Here and there in dispatches from Paris, some spoilsport might be quoted as warning that "we're the new Greeks." Beware French presidents bearing gifts and all that. But who listens? Happy Days Are Here Again!

"It's magic!" cried a voice in the crowd -- that of Violaine Chenais, who's 19 and sounds like it. "I think Francois Hollande is not perfect," she opined, "but it's clear France thinks it's time to give the left a chance. We're going to celebrate with drink and hopefully some dancing."

Why not? It's always possible M. Hollande will rise above his promises. Reality does have this way of sobering up some politicians, the way hitting a brick wall might wake up the driver of a speeding Citroen.

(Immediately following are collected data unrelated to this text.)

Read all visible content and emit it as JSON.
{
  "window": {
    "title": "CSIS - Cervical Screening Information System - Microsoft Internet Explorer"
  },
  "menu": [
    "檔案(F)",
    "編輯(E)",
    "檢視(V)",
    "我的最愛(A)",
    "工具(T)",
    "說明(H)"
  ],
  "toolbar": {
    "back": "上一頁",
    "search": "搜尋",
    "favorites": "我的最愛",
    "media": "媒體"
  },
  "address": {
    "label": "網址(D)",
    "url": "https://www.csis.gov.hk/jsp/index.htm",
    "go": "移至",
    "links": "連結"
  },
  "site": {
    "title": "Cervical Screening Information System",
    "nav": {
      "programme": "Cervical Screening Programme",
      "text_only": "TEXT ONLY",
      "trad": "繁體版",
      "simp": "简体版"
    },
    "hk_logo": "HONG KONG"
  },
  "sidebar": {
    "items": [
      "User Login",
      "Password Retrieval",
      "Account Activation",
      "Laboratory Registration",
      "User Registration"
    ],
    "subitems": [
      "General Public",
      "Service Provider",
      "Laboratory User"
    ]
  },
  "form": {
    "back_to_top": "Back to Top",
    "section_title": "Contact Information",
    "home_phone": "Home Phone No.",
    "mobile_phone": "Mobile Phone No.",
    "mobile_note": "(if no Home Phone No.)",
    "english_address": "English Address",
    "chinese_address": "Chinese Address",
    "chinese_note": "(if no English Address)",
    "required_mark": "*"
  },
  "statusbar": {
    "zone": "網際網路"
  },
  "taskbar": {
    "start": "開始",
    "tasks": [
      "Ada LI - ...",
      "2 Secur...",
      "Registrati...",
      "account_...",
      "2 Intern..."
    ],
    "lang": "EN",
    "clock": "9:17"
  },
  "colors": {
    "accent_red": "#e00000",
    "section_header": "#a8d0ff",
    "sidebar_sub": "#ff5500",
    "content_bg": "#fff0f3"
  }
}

But till then, let's party! "O brave new world," young Miranda proclaims at the end of The Tempest, "that has such people in it!" Not referenced as often is old Prospero's response: " 'Tis new to thee." For he knows the ways of this brave new world. He's seen it before.

Meanwhile, the real winner of the presidential election waits her turn. Marine Le Pen's revitalized, reborn and reconstructed National Front took an impressive 18 percent of the vote in the first round. Having sat out the run-off, now she bides her time and waits for reality to dawn. As it has a way of doing.

The moral of the story: Plus ca change.... The more things change, the more France remains the same.